There are real numbers behind this, Ballester explains. The epidemiological models calculate the percentage of deaths attributed to temperature for a given forecast. An extreme warning means that the temperature is predicted to cause more than 20 per cent of the deaths tomorrow.
How can the heatwave mortality map help save lives?
In most countries, heatwave warnings are issued by the meteorological agency, amplified by the media and acted on by public health officials and the public.
The ISGlobal team isn’t seeking to change this system – but the information itself. Understanding how the same temperature kills or impacts people’s health differently enables us to make more informed decisions, says Ballester.

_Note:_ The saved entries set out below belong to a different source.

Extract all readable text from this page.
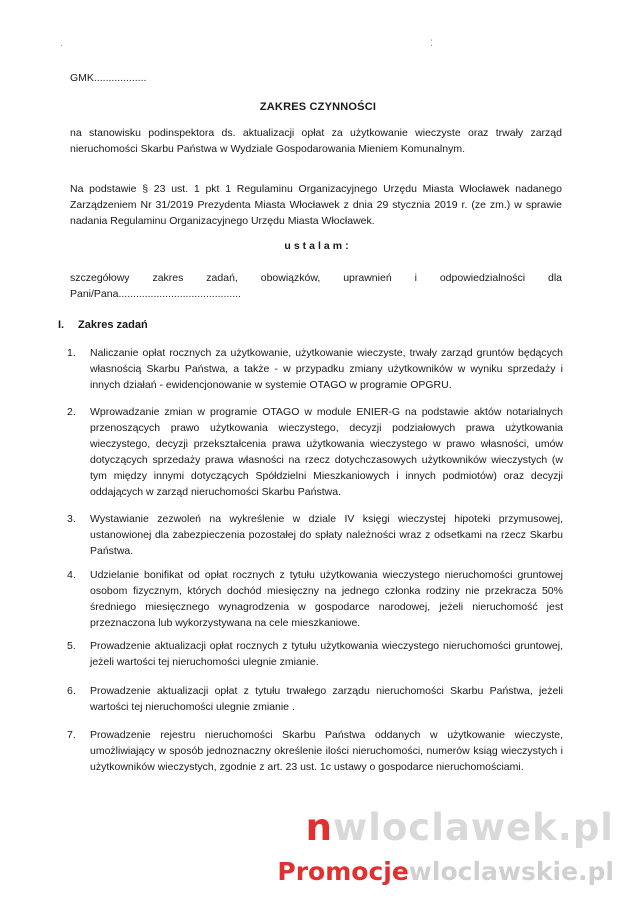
·	⁚
GMK..................
ZAKRES CZYNNOŚCI
na stanowisku podinspektora ds. aktualizacji opłat za użytkowanie wieczyste oraz trwały zarząd nieruchomości Skarbu Państwa w Wydziale Gospodarowania Mieniem Komunalnym.
Na podstawie § 23 ust. 1 pkt 1 Regulaminu Organizacyjnego Urzędu Miasta Włocławek nadanego Zarządzeniem Nr 31/2019 Prezydenta Miasta Włocławek z dnia 29 stycznia 2019 r. (ze zm.) w sprawie nadania Regulaminu Organizacyjnego Urzędu Miasta Włocławek.
ustalam:
szczegółowy zakres zadań, obowiązków, uprawnień i odpowiedzialności dla Pani/Pana..........................................
I. Zakres zadań
1. Naliczanie opłat rocznych za użytkowanie, użytkowanie wieczyste, trwały zarząd gruntów będących własnością Skarbu Państwa, a także - w przypadku zmiany użytkowników w wyniku sprzedaży i innych działań - ewidencjonowanie w systemie OTAGO w programie OPGRU.
2. Wprowadzanie zmian w programie OTAGO w module ENIER-G na podstawie aktów notarialnych przenoszących prawo użytkowania wieczystego, decyzji podziałowych prawa użytkowania wieczystego, decyzji przekształcenia prawa użytkowania wieczystego w prawo własności, umów dotyczących sprzedaży prawa własności na rzecz dotychczasowych użytkowników wieczystych (w tym między innymi dotyczących Spółdzielni Mieszkaniowych i innych podmiotów) oraz decyzji oddających w zarząd nieruchomości Skarbu Państwa.
3. Wystawianie zezwoleń na wykreślenie w dziale IV księgi wieczystej hipoteki przymusowej, ustanowionej dla zabezpieczenia pozostałej do spłaty należności wraz z odsetkami na rzecz Skarbu Państwa.
4. Udzielanie bonifikat od opłat rocznych z tytułu użytkowania wieczystego nieruchomości gruntowej osobom fizycznym, których dochód miesięczny na jednego członka rodziny nie przekracza 50% średniego miesięcznego wynagrodzenia w gospodarce narodowej, jeżeli nieruchomość jest przeznaczona lub wykorzystywana na cele mieszkaniowe.
5. Prowadzenie aktualizacji opłat rocznych z tytułu użytkowania wieczystego nieruchomości gruntowej, jeżeli wartości tej nieruchomości ulegnie zmianie.
6. Prowadzenie aktualizacji opłat z tytułu trwałego zarządu nieruchomości Skarbu Państwa, jeżeli wartości tej nieruchomości ulegnie zmianie .
7. Prowadzenie rejestru nieruchomości Skarbu Państwa oddanych w użytkowanie wieczyste, umożliwiający w sposób jednoznaczny określenie ilości nieruchomości, numerów ksiąg wieczystych i użytkowników wieczystych, zgodnie z art. 23 ust. 1c ustawy o gospodarce nieruchomościami.
nwloclawek.pl
Promocjewloclawskie.pl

“I’m always thinking about my father, who is 95. And even if he has a son who is an epidemiologist, and I always tell [him about the age difference], he’s not aware of the risk that it implies for him.
“So I imagine that for the general population, there is a lot of lack of knowledge about these issues,” he adds. “‘Through the awareness, this tool also aims to change some of these habits.”
“We need to provide warnings adapted to the characteristics of each person,” Ballester believes. If not, “we are not doing our best to prevent deaths.”
The scientists want to build a multi-hazard platform
Eventually, the plan is to develop Forecaster.health into a multi-hazard platform for Europe and the rest of the world.
Over the next few months and years, the researchers will be expanding it in different directions, firstly by adding new countries and smaller regions to the platform once new data is acquired.
The tool is also expected to build new epidemiological models to incorporate health warnings for several air pollutants, such as particulate matter, ozone or nitrogen dioxide.
Finally, the platform will also issue warnings for specific causes of death – such as cardiovascular and respiratory diseases – and for other health outcomes, such as hospital admissions and occupational accidents.
“Our approach crucially depends on the availability of health data to fit our epidemiological models. We are eager to add additional health outcomes for more countries or smaller regions, either from Europe or in other continents, if data is provided to us,” adds Ballester.